FLASHNEWS:

AKD Securities Limited Equity Research – AKD Daily (August 26, 2022)

Karachi, August 26, 2022 (PPI-OT): Pakistan Refineries: What to expect

As super profits of refiners begin to cool off, the recent re-emergence of the long-awaited refinery policy has spurred life into the sector’s prospects once more.

Keeping in view the aforementioned objectives, various incentives such as attractive pricing along with a pathway for future deregulation is in the works.

More than any increases in gross margins either through cracking spreads/ duty protections, it is the decontrol of fuel prices that is expected to be the positive trigger going forward.

In terms of pricing, ATRL turns out to be the major beneficiary of increase in effective duty protection on MS/HSD due to the company’s retail fuel yields outperforming other refiners in the listed space, with average yields during the outgoing quarter standing at 38%/38% for MS/HSD, respectively.

For the incentives regarding up gradation, CNERGY turns out to be the major beneficiary with the company meeting minimum capacity requirement set for up gradation (100k/bpd requirement vs 150k/bpd company capacity) and 10-year tax holiday incentive.

Refining Policy has much to offer:

As super profits of refiners begin to cool off, the recent re-emergence of the long-awaited refinery policy has spurred life into the sector’s prospects once more. Petroleum division recently asked for the country’s top five refiners to provide a fresh analysis and the necessary adjustments for the previously introduced policy draft in 2021. The said policy is expected to liberate the sector as government plans to incentivize up gradation of local refineries along with future investments of new ones.

Keeping in view the aforementioned objectives, various incentives such as attractive pricing along with a pathway for future deregulation is in the works. Other features of the policy would be 5/10 year tax holidays and the introduction of duty protections on MS and HSD (10% each) vs 0% on crude oil, in order to incentivize refiner profits.
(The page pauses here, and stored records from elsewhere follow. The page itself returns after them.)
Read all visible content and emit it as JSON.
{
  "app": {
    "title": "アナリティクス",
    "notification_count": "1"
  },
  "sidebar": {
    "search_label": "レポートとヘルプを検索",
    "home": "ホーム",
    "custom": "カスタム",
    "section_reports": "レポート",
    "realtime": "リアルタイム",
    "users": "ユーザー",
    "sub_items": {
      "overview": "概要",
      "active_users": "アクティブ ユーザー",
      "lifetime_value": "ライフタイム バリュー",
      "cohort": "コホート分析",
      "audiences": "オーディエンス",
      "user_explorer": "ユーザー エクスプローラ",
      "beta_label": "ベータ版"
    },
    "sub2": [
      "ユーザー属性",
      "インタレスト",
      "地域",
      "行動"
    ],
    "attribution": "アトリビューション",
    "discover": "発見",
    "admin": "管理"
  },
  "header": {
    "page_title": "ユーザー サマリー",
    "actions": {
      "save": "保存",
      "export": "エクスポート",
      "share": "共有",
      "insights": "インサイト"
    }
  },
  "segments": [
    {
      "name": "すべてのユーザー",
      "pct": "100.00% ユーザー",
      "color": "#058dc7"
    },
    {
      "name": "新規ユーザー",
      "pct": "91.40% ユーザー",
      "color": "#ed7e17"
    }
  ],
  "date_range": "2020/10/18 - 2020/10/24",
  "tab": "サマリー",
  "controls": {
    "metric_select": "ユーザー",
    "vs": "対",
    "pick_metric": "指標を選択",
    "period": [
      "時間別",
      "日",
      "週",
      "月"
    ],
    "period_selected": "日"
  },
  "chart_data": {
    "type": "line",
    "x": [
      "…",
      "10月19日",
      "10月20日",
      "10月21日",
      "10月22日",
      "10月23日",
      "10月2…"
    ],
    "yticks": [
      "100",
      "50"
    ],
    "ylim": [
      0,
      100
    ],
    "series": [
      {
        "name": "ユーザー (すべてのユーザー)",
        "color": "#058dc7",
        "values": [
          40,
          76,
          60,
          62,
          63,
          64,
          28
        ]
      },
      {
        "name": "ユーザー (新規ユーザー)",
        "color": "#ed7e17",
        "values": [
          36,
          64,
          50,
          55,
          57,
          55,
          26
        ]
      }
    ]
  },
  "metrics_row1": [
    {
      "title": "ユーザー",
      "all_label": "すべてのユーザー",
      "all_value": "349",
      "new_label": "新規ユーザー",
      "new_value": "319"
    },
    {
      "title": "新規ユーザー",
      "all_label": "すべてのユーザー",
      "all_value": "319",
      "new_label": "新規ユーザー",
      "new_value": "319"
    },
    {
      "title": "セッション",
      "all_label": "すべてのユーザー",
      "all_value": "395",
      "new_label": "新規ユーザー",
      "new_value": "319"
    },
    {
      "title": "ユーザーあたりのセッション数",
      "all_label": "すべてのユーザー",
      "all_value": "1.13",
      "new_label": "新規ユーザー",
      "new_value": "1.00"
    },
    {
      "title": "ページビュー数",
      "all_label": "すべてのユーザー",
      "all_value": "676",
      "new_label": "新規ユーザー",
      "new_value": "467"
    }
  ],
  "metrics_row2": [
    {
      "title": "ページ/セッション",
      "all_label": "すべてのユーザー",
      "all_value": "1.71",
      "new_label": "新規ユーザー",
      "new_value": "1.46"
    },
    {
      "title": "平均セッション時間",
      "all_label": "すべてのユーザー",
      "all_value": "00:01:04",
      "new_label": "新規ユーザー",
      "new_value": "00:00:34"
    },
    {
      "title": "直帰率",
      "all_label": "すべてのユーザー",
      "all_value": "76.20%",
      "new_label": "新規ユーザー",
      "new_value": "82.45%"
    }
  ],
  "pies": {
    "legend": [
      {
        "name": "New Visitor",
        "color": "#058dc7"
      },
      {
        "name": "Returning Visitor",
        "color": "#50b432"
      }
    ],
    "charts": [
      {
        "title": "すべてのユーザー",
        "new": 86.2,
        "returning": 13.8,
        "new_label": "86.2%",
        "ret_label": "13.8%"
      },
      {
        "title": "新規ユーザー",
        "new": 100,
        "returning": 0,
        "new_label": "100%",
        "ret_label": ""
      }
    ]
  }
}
For perspective, currently there is 5% duty on import of crude oil while for MS and HSD there is 5% and 13% (inclusive of 7.5% of deemed duty) effective duty, respectively. The extra profits through said ’duty protection’ are to be accumulated in the re- serve account to be specifically used as funds for up gradation costs, for 5-years from construction beginning.
Deregulation may be the key:

More than any increases in gross margins either through cracking spreads/ duty protections, it is the decontrol of fuel prices that is expected to be the positive trigger going forward. We believe this may bring about operational efficiencies for both the OMCs and Refiners alike, where previously there was no incentive to promote efficiencies due to fixed margins.

This is expected to push Refiners/OMCs to become conscious of better product sourcing and set pricing in line with their refining performances. Also, deregulation may not only be the end of future burdens such as price differential claims (PDC), but havocs such as fuel shortages and strikes may no longer exist due to an overall margin liberated regime.

Going forward, the said measures are expected to provide the much needed relief to the overall petroleum sector and will probably draw investor confidence due to limited influence of government, eventually bringing about the much-needed capital to the sector to drive its modernization/ expansion going forward. To note, the local refining industry currently needs around $US4-5bn to expand and upgrade their plants.
Investment Perspective:

The aforementioned policy has the potential to transform the local refinery landscape, where local refiners have particularly been provided a lifeline. In terms of pricing, ATRL turns out to be the major beneficiary of increase in effective duty protection on MS/HSD due to the company’s retail fuel yields outperforming other refiners in the listed space, with average yields during the outgoing quarter standing at 38%/38%.

In terms of pricing, ATRL turns out to be the major beneficiary of increase in effective duty protection on MS/HSD due to the company’s retail fuel yields outperforming other refiners in the listed space, with average yields during the outgoing quarter standing at 38%/38% for MS/HSD, respectively.

Although, PRL is the most further along in its up gradation journey as the company is expected to complete its engineering design study and has already appointed a financial advisor to finance the said projects, estimated to cost $US1.2bn, as per news flows.